Fu solo alla sera che, riguardando le foto di Preah Khan sulla mia macchinetta digitale, mi accorsi dell'immagine che vedete qui sotto e del bambino con la maglietta azzurra che spicca al centro.
Rimasi interdetta: non ricordavo affatto quel ragazzino scalzo che dà le spalle all'obiettivo mentre corre verso l'ingresso del santuario. Anzi, piú ci pensavo piú ero sicura di non non averlo visto, al momento dello scatto. Chiesi alle mie amiche se ci avessero fatto caso. "Noi non abbiamo visto bambini laggiù" fu la risposta.
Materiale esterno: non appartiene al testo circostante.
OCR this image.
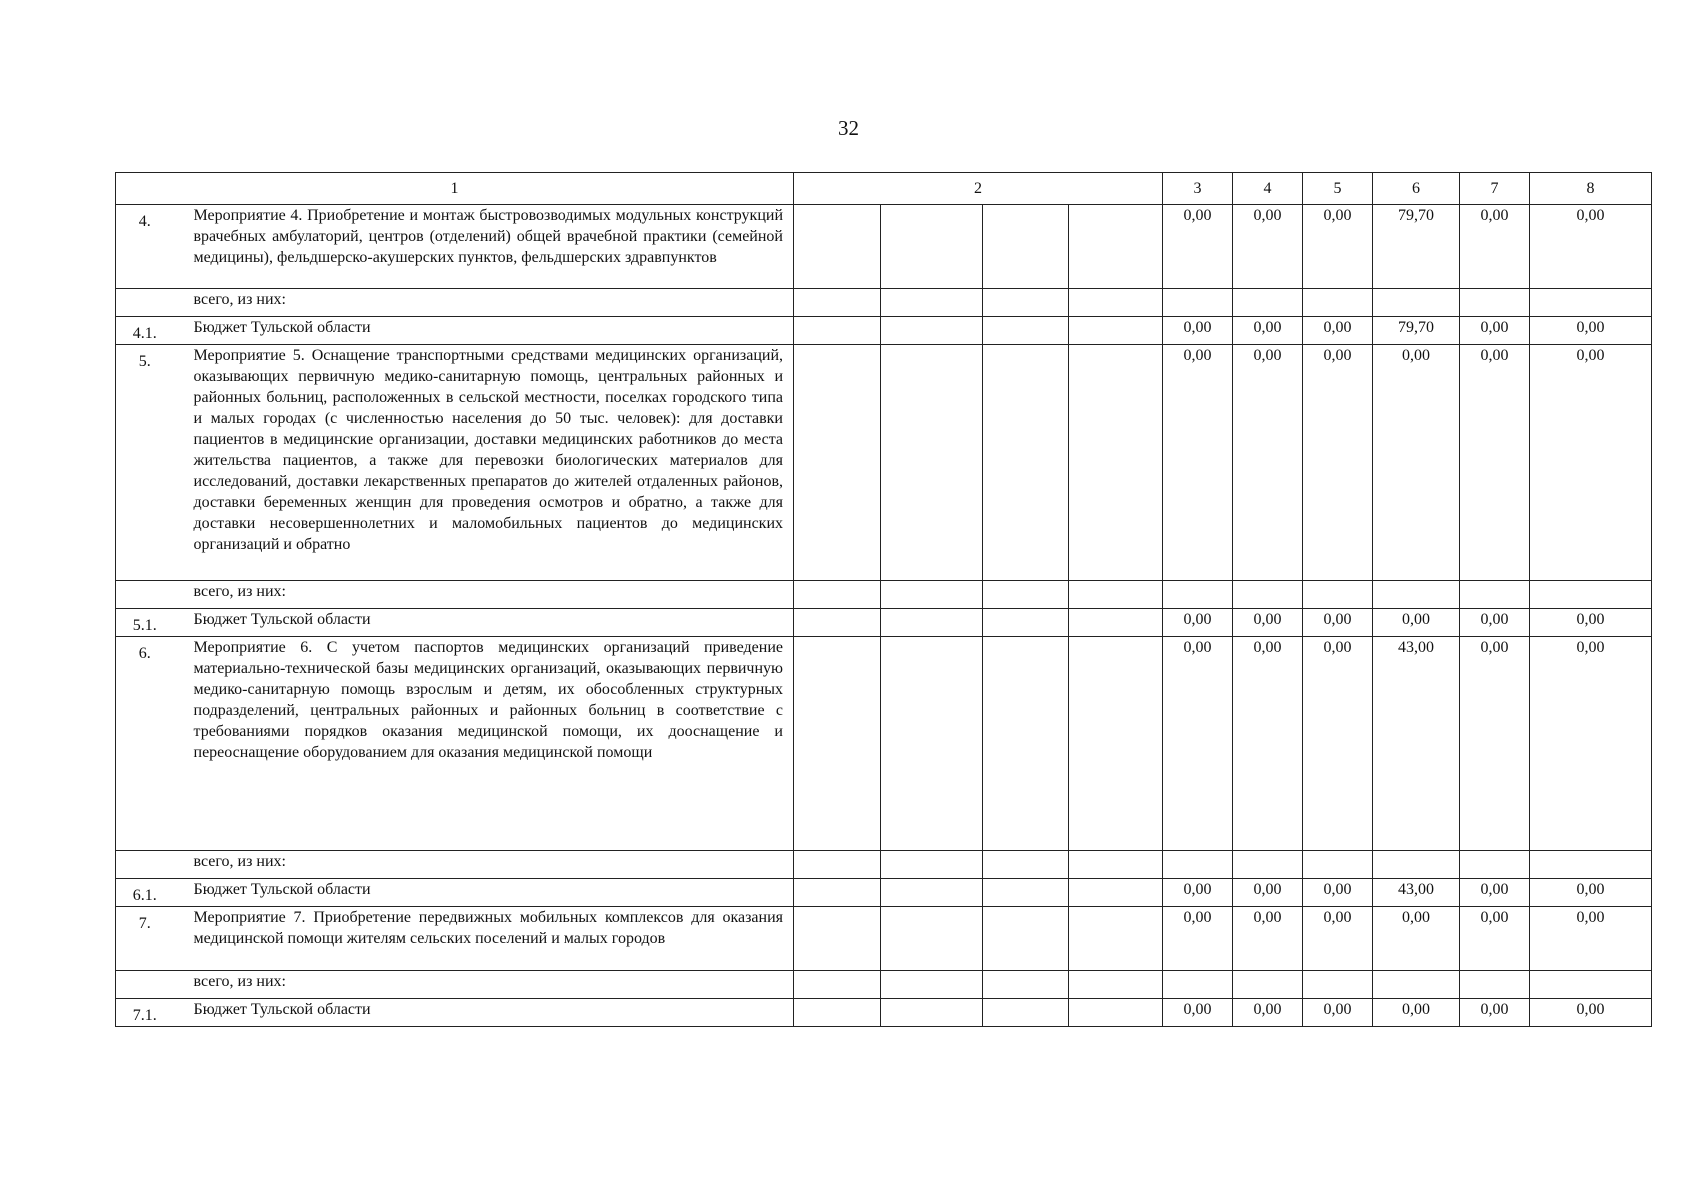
32
1		2				3	4	5	6	7	8
4.	Мероприятие 4. Приобретение и монтаж быстровозводимых модульных конструкций врачебных амбулаторий, центров (отделений) общей врачебной практики (семейной медицины), фельдшерско-акушерских пунктов, фельдшерских здравпунктов					0,00	0,00	0,00	79,70	0,00	0,00
	всего, из них:										
4.1.	Бюджет Тульской области					0,00	0,00	0,00	79,70	0,00	0,00
5.	Мероприятие 5. Оснащение транспортными средствами медицинских организаций, оказывающих первичную медико-санитарную помощь, центральных районных и районных больниц, расположенных в сельской местности, поселках городского типа и малых городах (с численностью населения до 50 тыс. человек): для доставки пациентов в медицинские организации, доставки медицинских работников до места жительства пациентов, а также для перевозки биологических материалов для исследований, доставки лекарственных препаратов до жителей отдаленных районов, доставки беременных женщин для проведения осмотров и обратно, а также для доставки несовершеннолетних и маломобильных пациентов до медицинских организаций и обратно					0,00	0,00	0,00	0,00	0,00	0,00
	всего, из них:										
5.1.	Бюджет Тульской области					0,00	0,00	0,00	0,00	0,00	0,00
6.	Мероприятие 6. С учетом паспортов медицинских организаций приведение материально-технической базы медицинских организаций, оказывающих первичную медико-санитарную помощь взрослым и детям, их обособленных структурных подразделений, центральных районных и районных больниц в соответствие с требованиями порядков оказания медицинской помощи, их дооснащение и переоснащение оборудованием для оказания медицинской помощи					0,00	0,00	0,00	43,00	0,00	0,00
	всего, из них:										
6.1.	Бюджет Тульской области					0,00	0,00	0,00	43,00	0,00	0,00
7.	Мероприятие 7. Приобретение передвижных мобильных комплексов для оказания медицинской помощи жителям сельских поселений и малых городов					0,00	0,00	0,00	0,00	0,00	0,00
	всего, из них:										
7.1.	Бюджет Тульской области					0,00	0,00	0,00	0,00	0,00	0,00
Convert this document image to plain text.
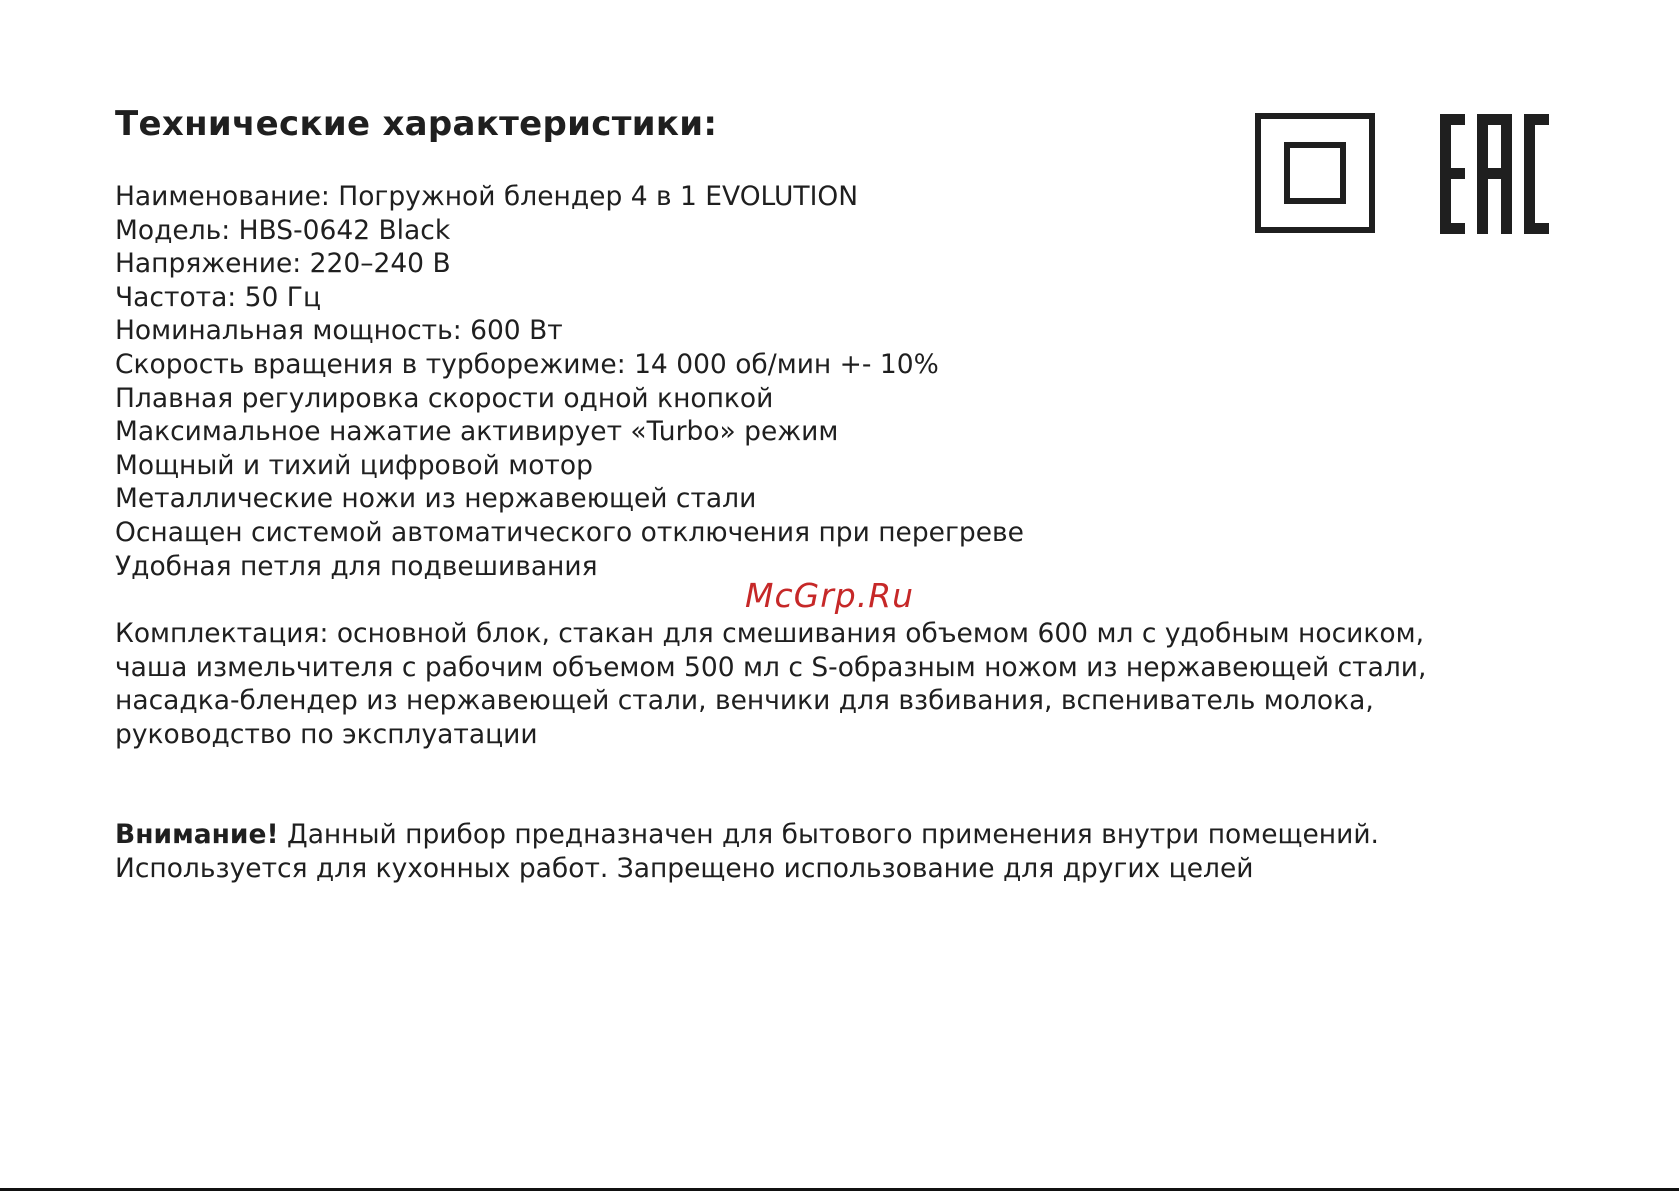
Технические характеристики:
Наименование: Погружной блендер 4 в 1 EVOLUTION
Модель: HBS-0642 Black
Напряжение: 220–240 В
Частота: 50 Гц
Номинальная мощность: 600 Вт
Скорость вращения в турборежиме: 14 000 об/мин +- 10%
Плавная регулировка скорости одной кнопкой
Максимальное нажатие активирует «Turbo» режим
Мощный и тихий цифровой мотор
Металлические ножи из нержавеющей стали
Оснащен системой автоматического отключения при перегреве
Удобная петля для подвешивания
McGrp.Ru
Комплектация: основной блок, стакан для смешивания объемом 600 мл с удобным носиком,
чаша измельчителя с рабочим объемом 500 мл с S-образным ножом из нержавеющей стали,
насадка-блендер из нержавеющей стали, венчики для взбивания, вспениватель молока,
руководство по эксплуатации
Внимание! Данный прибор предназначен для бытового применения внутри помещений.
Используется для кухонных работ. Запрещено использование для других целей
A quel punto scandagliai una per una le mie foto e quelle delle mie compagne di viaggio ma... niente, il bimbo non spuntò da nessun'altra parte.
Nè allora nè dopo ho cercato o mi sono data spiegazioni per quella curiosa presenza. Meno che mai ho voglia di farlo adesso, in quest'epoca dominata da foto-fake rese sempre piú ingannevoli dall'intelligenza artificiale.
Sotto sotto peró mi chiedo: com'è possibile che io non abbia visto un ragazzino che correva proprio davanti a me, a pochi metri di distanza, con addosso una sgargiante maglietta? E che neppure le mie amiche lo abbiano notato? E comunque, se il piccino c'era, da dove era venuto e dove stava andando, a piedi nudi?
Queste domande, ovviamente, non avranno mai una risposta. Ma non importa: sono dodici anni che quella fotografia, ogni volta che la guardo, mi regala un sorriso e mi fa sentire, chissà perchè, con il cuore più leggero. Può bastare.